A contract of employment constitutes a legally binding agreement between yourself and your employer. A breach of contract happens when either you or your employer breaks one of the terms. For example, if your employer doesn’t pay your wages, or you don’t work the agreed hours, this could constitute a breach of contract.
Not all the terms of a contract are written down. A breach may be of a verbally agreed term, a written term, or an ‘implied’ term of a contract.
Your pay has special extra protection and in some situations your employer may be prevented from taking money out of your pay even if this wouldn’t be breaching the contract.
Has my employment contract been breached?
If you think there’s been a breach of contract, check the terms of your contract to make sure. If there has, you should try to sort out the problem directly with your employer first of all.
What is mediation?
Before taking legal action, you could try other ways of resolving the dispute if your employer agrees. For example, you might try mediation through Acas (the Advisory, Conciliation and Arbitration Service).
Can I sue my boss for breach of contract?
If you can’t sort out the problem with your employer, you could decide to take legal action and sue your boss. The first step will be to write a formal letter of grievance.
Think carefully before taking any legal action against your employer. Ask yourself what you want to achieve and how much it will cost.
Remember that you will only get compensation (called ‘damages’) if you can prove real financial loss, for example, if your employer doesn’t pay your wages – there’s no compensation for distress or hurt feelings.
Also remember that suing your boss might prompt your employer to take out a counter-claim against you if they feel they have one.
If you are a member of a trade union, it would be good to speak with them before taking any legal action, as some unions provide a legal advice service for their members. Otherwise, you could talk to a solicitor, or discuss your case with an Acas adviser.
Can I go to an Employment Tribunal?
If you do decide to take legal action, it can either be through an Employment Tribunal or through a civil court.
To make a breach of contract claim through an Employment Tribunal, your employment must have ended. There are restrictions on the types of claim that can be made, for example you cannot make a personal injury claim through the Employment Tribunal.
Employment Tribunals are cheaper and often quicker than the civil courts.
Can I go to a civil court?
To make a claim while you are still employed you will normally go through the small claims track of the county court or other civil court.
The time limit for making your claim to a civil court is longer than the time limit for complaining to an Employment Tribunal.
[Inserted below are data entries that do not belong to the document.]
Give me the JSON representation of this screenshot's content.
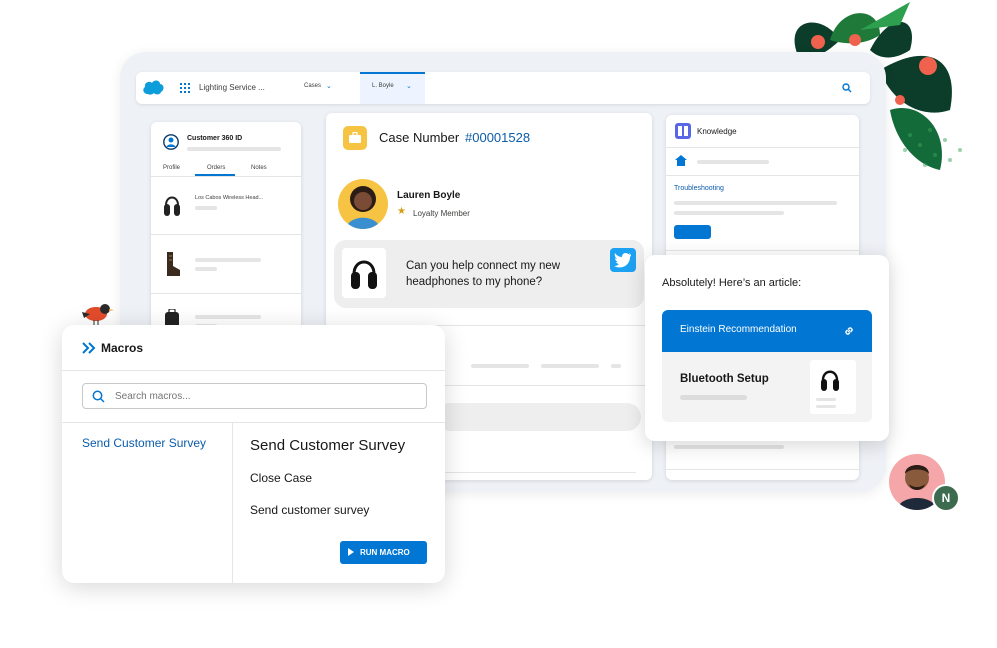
{
  "topbar": {
    "app_name": "Lighting Service ...",
    "tab_cases": "Cases",
    "tab_record": "L. Boyle"
  },
  "customer360": {
    "title": "Customer 360 ID",
    "tabs": [
      "Profile",
      "Orders",
      "Notes"
    ],
    "product_name": "Los Cabos Wireless Head..."
  },
  "case": {
    "label": "Case Number",
    "number": "#00001528",
    "customer_name": "Lauren Boyle",
    "customer_tier": "Loyalty Member",
    "message": "Can you help connect my new headphones to my phone?"
  },
  "knowledge": {
    "title": "Knowledge",
    "link": "Troubleshooting"
  },
  "article_popup": {
    "intro": "Absolutely! Here’s an article:",
    "recommendation_label": "Einstein Recommendation",
    "article_title": "Bluetooth Setup"
  },
  "macros": {
    "title": "Macros",
    "search_placeholder": "Search macros...",
    "selected_item": "Send Customer Survey",
    "detail_title": "Send Customer Survey",
    "steps": [
      "Close Case",
      "Send customer survey"
    ],
    "run_button": "RUN MACRO"
  },
  "colors": {
    "brand_blue": "#0176d3",
    "link_blue": "#0b5cab",
    "twitter_blue": "#1da1f2",
    "case_icon_yellow": "#f6c343"
  },
  "avatar_badge": "N"
}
But the award that a civil court could make is unlimited.
What happens if I breach my employment contract?
If you breach your contract, your employer should try to settle the matter with you informally. If your employer suffers a financial loss because of your breach, they could make a complaint for damages against you.
Your employer would normally use a county court for a breach of contract claim. The only way your employer would be able to make an application to an Employment Tribunal is in response to a breach of contract claim that you have made.
Damages are only awarded for financial loss. For example, if you don’t give enough notice your employer could claim for damages from the extra cost of hiring temporary staff to do your work, or for lost revenue. You would still have the right to wages you earned before you left, plus pay for any statutory holiday which has not been taken.
The most common breaches of contract by an employee are when you quit without giving (or working) proper notice, or when you go to work for a competitor when your contract doesn’t allow it.